This heading selects values of the reaction coordinate which define hypersurfaces in the phase space of the system. The reaction coordinate is calculated from the configuration (potentially including velocities) in way which is inherently system-dependent; example means of doing this are found in the various ‘harness’ scripts.

lambda1 = 1.0
lambda2 = 2.0

The variables ‘lambda1’, ‘lambda2’ . . . etc set the positions of the non-boundary interfaces. RC values λ ≤ lambda2, λ > lambda1 are considered to be in the ‘λ1 − λ2 ’ region.

borderA = 10
borderB = 15
lambda1 = 20
lambda2 = 20
.
.

This section is read for both SPRES and FFS, but has different meanings. Each entry sets the initial number of runs per interface - the number of shots made from within the region λN − λN +1 the first time that this region is found to contain a configuration. After the first shots from the region, the importance sampling component of the SPRES algorithm will then adjust this number up or down. In FFS, each entry sets the total number of shots which are required to reach the interface λN before beginning to make shots which themselves begin from this interface.

[auto_interfaces]
# use automatic interface placement
auto_interfaces = 0
# minimal distance between interfaces
auto_mindist = 0.001
# order parameter is integer
auto_lambda_is_int = 0
# maximum number of calculation steps for exploring runs
auto_max_steps = 10000
# number of trials
auto_trials = 20
# number of runs per newly placed interface (M_0-counter)
auto_runs = 30
# minimum fraction of desired points on last interface before starting explorer runs
auto_min_points = 0.95
# minimum acceptable estimated flux
auto_flux_min = 0.3
# maximum acceptable estimated flux
auto_flux_max = 0.6
# moveunit for the trial interface method
auto_moveunit = 0.25
# use exploring scouts method. Clients must support this by returning max(reaction_coordinate).
auto_histo = 0

You can start as many clients as you want by repeating the following command:

cd client
python main_client.py -c client-sample.conf

The executable and the harness script for the simulation are thereby specified in the configuration file:

[general]
# the host to connect to
host = localhost
# the port to listen on
port = 10000
# ssh tunnel
ssh_tunnel = 0
# ssh tunnelcommand
ssh_tunnelcommand = ssh -N -L 10000:localhost:10000 tunneluser@tunnelhost
# refuse to accept new jobs after timeout(hours)
timeout = 0.0
# the executable which should be called (no quotes!)
executable = /usr/bin/espresso
# the harness to use,
# location of the harness dir where the 'job_script' is located (no quotes!)
harness = ../harnesses/espresso
# give number of lines to expect in first line of input fifo to simulation
nlines_in = 0
# set niceness of executable, 0 = disable
nice_job = 0

The client program has been kept as simple and lightweight as possible. Its function is to start a simulation program, relay initial coordinates from the server program to the simulation program, then collect outputs and return them to the server.

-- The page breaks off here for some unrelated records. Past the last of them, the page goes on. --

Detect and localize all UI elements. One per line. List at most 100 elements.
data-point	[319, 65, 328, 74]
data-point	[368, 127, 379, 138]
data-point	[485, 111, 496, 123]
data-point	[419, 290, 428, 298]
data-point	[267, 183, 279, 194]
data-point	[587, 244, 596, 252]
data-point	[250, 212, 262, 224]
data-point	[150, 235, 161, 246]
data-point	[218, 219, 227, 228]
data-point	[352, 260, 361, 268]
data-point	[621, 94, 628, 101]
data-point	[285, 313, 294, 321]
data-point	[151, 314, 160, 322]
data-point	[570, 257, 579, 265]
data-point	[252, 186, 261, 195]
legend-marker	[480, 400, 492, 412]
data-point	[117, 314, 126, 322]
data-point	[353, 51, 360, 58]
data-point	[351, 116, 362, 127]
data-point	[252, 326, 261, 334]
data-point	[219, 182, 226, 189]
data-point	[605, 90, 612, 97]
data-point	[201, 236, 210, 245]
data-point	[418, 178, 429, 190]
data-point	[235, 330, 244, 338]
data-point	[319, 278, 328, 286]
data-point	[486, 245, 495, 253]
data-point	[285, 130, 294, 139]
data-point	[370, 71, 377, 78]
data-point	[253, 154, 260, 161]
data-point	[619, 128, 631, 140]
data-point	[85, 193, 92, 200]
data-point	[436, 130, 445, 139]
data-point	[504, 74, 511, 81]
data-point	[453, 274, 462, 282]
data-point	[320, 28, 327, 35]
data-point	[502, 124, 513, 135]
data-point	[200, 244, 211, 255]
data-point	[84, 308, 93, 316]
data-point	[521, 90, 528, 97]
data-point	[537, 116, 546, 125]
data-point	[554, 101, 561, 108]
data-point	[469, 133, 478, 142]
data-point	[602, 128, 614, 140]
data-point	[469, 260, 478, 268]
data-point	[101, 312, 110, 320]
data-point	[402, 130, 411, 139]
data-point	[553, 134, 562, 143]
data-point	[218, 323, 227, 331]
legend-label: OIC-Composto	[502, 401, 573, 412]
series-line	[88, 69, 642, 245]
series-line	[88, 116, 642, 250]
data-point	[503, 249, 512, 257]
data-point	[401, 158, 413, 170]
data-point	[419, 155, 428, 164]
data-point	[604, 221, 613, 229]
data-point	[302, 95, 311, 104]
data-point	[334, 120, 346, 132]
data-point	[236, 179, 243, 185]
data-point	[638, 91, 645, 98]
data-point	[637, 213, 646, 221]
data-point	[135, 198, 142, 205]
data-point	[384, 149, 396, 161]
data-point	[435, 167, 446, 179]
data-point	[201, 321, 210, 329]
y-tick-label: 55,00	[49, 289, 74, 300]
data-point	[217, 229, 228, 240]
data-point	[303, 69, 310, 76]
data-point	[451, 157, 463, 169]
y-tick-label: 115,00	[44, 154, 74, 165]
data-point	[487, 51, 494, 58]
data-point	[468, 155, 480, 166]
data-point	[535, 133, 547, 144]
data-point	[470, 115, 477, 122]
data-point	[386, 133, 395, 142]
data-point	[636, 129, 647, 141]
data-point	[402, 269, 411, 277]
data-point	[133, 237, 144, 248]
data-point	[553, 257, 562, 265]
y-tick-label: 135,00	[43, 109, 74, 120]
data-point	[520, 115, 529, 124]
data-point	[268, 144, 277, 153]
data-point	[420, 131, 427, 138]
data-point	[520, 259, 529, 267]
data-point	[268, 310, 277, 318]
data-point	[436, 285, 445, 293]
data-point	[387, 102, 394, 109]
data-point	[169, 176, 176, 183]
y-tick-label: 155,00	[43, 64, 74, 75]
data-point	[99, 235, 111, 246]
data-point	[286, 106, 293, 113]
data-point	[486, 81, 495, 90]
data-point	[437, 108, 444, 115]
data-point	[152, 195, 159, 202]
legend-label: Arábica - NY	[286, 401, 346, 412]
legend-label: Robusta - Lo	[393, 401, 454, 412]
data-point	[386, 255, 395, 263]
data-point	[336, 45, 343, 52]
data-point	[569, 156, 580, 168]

When you are running clients over the network for the first time, it is easy to check that you have the correct address and port for the server, first start the server, then go to the client machine and type:

echo -n “hello” | netcat mycomputer.uni.edu 10000

where “mycomputer.uni.edu” is the address of the machine running the server program and “10000” is the port. If you have the right address, then the server should interpret the “hello” as a client trying to connect, and print something to screen. If nothing happens, check the address of the server machine using ifconfig.

If you are sure that the address is right, try running it on a few different ports. If you still can’t get through then you have some kind of firewall problem and should speak to your network administrator.

FRESHS is intended to be easy to use with any simulation program. The interfaces between FRESHS and each simulation program are contained in the directory harnesses. Each subdirectory (e.g. harnesses/espresso, harnesses/lammps) contains a script job_script plus optinal data files it needs.

The script is called by the client program based on the information passed to it from the server. Input and output filenames passed to the scripts are actually FIFOs (also called ‘named pipes’). These can be treated just like files, with the exception that they do not support seeking or rewinding - data must be read or written to them strictly sequentially, just like rolling tennis balls down a drainpipe.

Here is a detailed specification of arguments that the job_script should process (see also example harness scripts):

This method loops over the arguments and sets the variables directly using eval (use with caution). The IFS must be set if values containing spaces are expected.

#!/bin/bash
OLDIFS=$IFS
IFS=$'\n'
 
varmod=0
for el in $*;do
    if [ $varmod == 0 ];then
        varset=`echo $el | sed s/^-//g`
        varmod=1
    else
        eval "$varset=\"$el\""
        varmod=0
    fi
done
 
IFS=$OLDIFS

This script loops over all (argument,value) pairs and sets the variables accordingly.

foreach {option value} $argv {
  switch -glob -- $option {
    -argument1             {set argument1 $value }
    -argument2             {set argument2 $value }
    default             {puts "Additional not-used parameter $option"}
  }
}

This code builds a dictionary called optval, which contains all arguments index by their keys. Alternatively, an option parser like argparse could be used.

import sys
import re
 
optval = {}
for eli in range(len(sys.argv)):
    if (eli+1) % 2 == 0:
        optval[re.sub('-','', sys.argv[eli],1)] = sys.argv[eli+1]

The FFS and flatPERM-FFS algorithms continue sampling at each interface until a fixed number of shots progress to the next interface. This type of trial produces successes according to a negative binomial distribution: for a single trial, the success probability is estimated simply as the proportion of successful shots; however for multiple trials (multiple independent FFS/FFS-flatPERM calculations) the correct averaging to determine the success probability is N_success / (<N_fails> + N_success). The number of failures must be saved and averaged in order to then find the expected success rate.

When combining multiple independent simulations, the structure of the interfaces must be the same for each calculation, and the shot databases post-processed to get the correct averages. Automatic interface placement is therefore contraindicated in this case. Only the probability of success (the total statistical weight) needs to be corrected for this effect; the proportional statistical weights of individual trajectories relative to each other remain correct.

A database is the standard tool used in business applications for managing large quantities of data. It has some advantages over storing data directly onto the filesystem, as is more commonly done for simulation applications, in that it is platform-independent and in that it provides various convenient tools for searching through the databases.

The final result of a FRESHS calculation will be a lot of log files, some algorithm-dependent data about reaction rates and statistical weights, and a large sqlite database. To look at the database directly, the free tool “sqlitebrowser” is recommended. A firefox plugin also exists for this purpose, the choice of interface is up to the user. To process the database in an organized way, a couple of python scripts are provided with FRESHS (see directory scripts). Looking at these scripts should make it possible for you to write your own. You can work with SQL either natively, through a GUI, or through the python bindings as is done in the example scripts.